44.wildcard matching

问题描述：

Given an input string (s) and a pattern (p), implement wildcard pattern matching with support for '?' and '*'.

'?' Matches any single character.
'*' Matches any sequence of characters (including the empty sequence).

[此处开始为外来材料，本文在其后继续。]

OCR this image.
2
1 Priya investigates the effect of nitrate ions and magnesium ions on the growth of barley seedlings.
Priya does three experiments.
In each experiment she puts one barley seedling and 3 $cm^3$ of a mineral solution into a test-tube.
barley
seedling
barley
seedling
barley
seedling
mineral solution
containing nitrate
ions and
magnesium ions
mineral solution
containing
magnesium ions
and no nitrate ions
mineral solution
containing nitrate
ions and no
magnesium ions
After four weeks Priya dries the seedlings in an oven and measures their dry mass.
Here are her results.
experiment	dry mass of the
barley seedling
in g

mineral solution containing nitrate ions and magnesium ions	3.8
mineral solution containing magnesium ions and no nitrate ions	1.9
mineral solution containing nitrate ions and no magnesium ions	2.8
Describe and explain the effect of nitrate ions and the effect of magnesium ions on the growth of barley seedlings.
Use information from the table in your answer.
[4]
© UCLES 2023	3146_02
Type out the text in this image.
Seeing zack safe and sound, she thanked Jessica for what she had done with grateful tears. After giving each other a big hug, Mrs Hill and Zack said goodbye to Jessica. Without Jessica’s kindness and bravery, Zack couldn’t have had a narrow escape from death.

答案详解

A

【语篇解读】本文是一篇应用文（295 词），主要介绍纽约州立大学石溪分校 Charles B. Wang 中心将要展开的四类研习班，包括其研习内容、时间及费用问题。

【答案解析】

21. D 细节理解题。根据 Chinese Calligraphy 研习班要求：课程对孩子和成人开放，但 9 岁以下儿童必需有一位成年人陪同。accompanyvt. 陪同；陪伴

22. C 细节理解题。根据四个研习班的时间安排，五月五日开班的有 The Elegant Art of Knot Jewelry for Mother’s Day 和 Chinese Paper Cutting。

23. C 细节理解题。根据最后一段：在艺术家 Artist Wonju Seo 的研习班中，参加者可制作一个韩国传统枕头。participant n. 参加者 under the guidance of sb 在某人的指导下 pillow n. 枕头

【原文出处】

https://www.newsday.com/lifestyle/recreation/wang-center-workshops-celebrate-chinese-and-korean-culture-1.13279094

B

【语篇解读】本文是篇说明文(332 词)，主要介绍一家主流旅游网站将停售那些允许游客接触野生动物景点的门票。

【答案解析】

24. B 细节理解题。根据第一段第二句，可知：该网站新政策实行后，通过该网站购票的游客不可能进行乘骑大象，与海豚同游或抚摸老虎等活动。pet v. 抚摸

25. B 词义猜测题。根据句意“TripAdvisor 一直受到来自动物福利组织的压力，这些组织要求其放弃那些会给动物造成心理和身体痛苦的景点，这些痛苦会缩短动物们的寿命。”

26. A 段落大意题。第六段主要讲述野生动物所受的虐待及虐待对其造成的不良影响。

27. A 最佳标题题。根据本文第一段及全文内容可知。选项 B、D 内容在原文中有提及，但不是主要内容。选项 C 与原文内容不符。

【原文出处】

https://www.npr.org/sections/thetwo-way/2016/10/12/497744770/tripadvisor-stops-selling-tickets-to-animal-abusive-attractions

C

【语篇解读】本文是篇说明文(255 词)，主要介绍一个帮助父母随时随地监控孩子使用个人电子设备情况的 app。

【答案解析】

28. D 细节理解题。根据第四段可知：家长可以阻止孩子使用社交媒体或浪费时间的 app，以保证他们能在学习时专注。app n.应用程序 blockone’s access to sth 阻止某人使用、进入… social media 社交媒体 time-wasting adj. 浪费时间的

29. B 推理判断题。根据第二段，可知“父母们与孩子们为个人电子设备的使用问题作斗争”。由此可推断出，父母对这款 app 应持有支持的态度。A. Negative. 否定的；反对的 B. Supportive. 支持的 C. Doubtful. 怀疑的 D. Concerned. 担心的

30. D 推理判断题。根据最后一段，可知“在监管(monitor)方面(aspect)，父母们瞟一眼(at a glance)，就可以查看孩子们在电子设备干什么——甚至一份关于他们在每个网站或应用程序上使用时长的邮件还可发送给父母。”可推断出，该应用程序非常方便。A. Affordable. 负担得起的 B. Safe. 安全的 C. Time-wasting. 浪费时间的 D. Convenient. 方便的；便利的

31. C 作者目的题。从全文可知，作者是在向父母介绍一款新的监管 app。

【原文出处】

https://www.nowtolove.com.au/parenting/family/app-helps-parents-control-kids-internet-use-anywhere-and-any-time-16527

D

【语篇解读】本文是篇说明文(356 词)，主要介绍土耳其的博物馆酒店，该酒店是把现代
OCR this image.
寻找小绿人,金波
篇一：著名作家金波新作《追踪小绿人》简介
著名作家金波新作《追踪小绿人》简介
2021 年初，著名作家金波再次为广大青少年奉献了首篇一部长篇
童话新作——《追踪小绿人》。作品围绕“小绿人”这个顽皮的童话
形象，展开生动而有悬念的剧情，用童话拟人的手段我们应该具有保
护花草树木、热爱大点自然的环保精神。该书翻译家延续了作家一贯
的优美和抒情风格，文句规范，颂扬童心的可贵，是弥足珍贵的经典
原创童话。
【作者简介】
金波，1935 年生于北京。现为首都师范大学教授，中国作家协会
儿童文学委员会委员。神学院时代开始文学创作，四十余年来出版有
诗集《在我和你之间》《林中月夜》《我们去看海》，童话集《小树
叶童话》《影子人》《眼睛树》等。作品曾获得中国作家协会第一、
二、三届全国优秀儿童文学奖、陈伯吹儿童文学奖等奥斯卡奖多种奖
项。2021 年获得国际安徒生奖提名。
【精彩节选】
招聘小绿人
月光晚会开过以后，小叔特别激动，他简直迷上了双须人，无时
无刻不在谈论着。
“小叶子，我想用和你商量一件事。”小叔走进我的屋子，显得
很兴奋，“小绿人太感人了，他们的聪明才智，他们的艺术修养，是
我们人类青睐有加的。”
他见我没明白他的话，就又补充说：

The matching should cover the entire input string (not partial).

Note:

• s could be empty and contains only lowercase letters a-z.
• p could be empty and contains only lowercase letters a-z, and characters like ? or *.

Example 1:

Input:
s = "aa"
p = "a"
Output: false
Explanation: "a" does not match the entire string "aa".

Example 2:

Input:
s = "aa"
p = "*"
Output: true
Explanation: '*' matches any sequence.

Example 3:

Input:
s = "cb"
p = "?a"
Output: false
Explanation: '?' matches 'c', but the second letter is 'a', which does not match 'b'.

Example 4:

Input:
s = "adceb"
p = "*a*b"
Output: true
Explanation: The first '*' matches the empty sequence, while the second '*' matches the substring "dce".

Example 5:

Input:
s = "acdcb"
p = "a*c?b"
Output: false

思路：

这道题一开始我以为可以像正则匹配那样解，然而我太天真，超时了。。所以就没有想法了。。

看了大佬的解法，但是还是不懂：）

然后又看了大佬2，大佬3的解释，感觉稍稍明白了一些。

当指针所指的字符不为*时非常好办：

　　1. *pcur == '?' : pcur++, scur++

　　2. *scur == *pcur ： pcur++, scur++

　　3. *scur != *pcur: 失配

当指针所指的为*时：

　　是将pstar后的字符串与sstar开始的各种可能的字符串进行匹配

　　即：p[j]="*"，尝试匹配p[j+1..p.length]和s[i..s.length]、s[i+1..s.length]、s[i+2..s.length]...

　　对最后一个*的后面的字符串进行匹配。

代码：

class Solution {
public:
    bool isMatch(string s, string p) {
        char *scur = &s[0], *pcur = &p[0], *sstar = NULL, *pstar = NULL;
        while(*scur){
            if(*scur == *pcur || *pcur == '?'){
                scur++;
                pcur++;
            }else if(*pcur == '*'){
                pstar = pcur++;
                sstar = scur;
            }else if(pstar){
                pcur = pstar + 1;
                scur = ++sstar;
            }else{
                return false;
            }
        }
        while(*pcur == '*')
            ++pcur;
        return !*pcur;
    }
};

动态规划：

emmmmmmmm……

现在不想做(⁎⁍̴̛ᴗ⁍̴̛⁎)